Hindu Temple in Kolkata, West Bengal

Dakshineswar Kali Temple is a Hindu navaratna style temple in Dakshineswar, Kolkata, West Bengal, India, on the eastern bank of the Hooghly River. The presiding deity of the temple is Bhavatarini (Kali), a form of Mahadevi or Parashakti Adya Kali, otherwise known as Adishakti Kalika. The temple was built in 1855 by Rani Rashmoni, a zamindar (feudal lord), and a devotee of Kali. The temple is associated with Ramakrishna and Sarada Devi, his wife and devotee mystic, both of 19th century Bengal.

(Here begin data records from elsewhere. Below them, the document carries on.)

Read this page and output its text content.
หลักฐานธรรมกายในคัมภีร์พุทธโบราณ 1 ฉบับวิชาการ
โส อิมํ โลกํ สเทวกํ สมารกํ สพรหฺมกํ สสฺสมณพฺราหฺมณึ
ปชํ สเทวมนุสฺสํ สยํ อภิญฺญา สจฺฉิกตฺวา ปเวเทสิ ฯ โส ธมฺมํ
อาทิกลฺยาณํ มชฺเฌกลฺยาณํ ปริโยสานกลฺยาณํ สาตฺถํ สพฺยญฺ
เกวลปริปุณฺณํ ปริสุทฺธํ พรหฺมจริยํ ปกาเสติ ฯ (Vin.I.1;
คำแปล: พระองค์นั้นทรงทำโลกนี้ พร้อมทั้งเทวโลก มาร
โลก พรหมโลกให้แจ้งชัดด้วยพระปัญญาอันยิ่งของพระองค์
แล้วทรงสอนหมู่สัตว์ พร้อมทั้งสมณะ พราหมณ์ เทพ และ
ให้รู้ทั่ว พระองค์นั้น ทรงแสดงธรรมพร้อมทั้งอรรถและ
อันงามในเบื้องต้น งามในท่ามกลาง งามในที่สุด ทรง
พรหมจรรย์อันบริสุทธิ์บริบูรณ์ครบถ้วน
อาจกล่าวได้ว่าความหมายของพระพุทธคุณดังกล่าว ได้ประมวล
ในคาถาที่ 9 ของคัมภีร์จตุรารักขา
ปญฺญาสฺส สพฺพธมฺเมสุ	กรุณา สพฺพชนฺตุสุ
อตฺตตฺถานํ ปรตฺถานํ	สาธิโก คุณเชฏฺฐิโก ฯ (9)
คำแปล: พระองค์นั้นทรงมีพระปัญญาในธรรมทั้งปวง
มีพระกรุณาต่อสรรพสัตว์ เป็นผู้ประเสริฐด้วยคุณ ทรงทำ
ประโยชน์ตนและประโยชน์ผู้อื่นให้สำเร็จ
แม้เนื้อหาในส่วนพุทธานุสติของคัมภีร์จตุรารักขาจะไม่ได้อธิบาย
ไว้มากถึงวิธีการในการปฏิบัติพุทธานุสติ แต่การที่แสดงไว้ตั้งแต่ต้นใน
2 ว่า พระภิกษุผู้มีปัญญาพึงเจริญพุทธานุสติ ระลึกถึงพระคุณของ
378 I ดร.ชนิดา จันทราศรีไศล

The main temple was inspired by Radhakanta temple in Tollygunge, built by Ramnath Mondal of the Bawali Raj family. The temple compound, apart from the nine-spired main temple, contains a large courtyard surrounding the temple, with rooms along the boundary walls. Along the riverfront, there are twelve shrines dedicated to Shiva, Kali's consort, a temple to Radha–Krishna, a bathing ghat at the river, and a shrine dedicated to Rani Rashmoni. The 'Nahabat', or "music tower," northeast and beyond the last of the Shiva temples, is where Sarada spent a considerable part of her life. Ramakrishna's room is in the northwest corner of the courtyard, with a semicircular verandah facing the river.

==History==

The Dakshineswar Kali Temple was founded around the middle of the 19th century by Mahishya zamindar Rani Rashmoni. She was well known for her philanthropic activities. In the year 1847, Rashmoni prepared to go upon a long pilgrimage to the sacred Hindu city of Kashi (known also as Varanasi or Benares) to express her devotions to the Divine Mother. Rani was to travel in twenty-four boats, carrying relatives, servants, and supplies. According to traditional accounts, the night before the pilgrimage began, Rashmoni had a vision of the Divine Mother goddess Kali in a dream, who said,

There is no need to go to Banaras. Install my statue in a beautiful temple on the banks of the Ganges river and arrange for my worship there. Then I shall manifest myself in the image and accept worship at that place.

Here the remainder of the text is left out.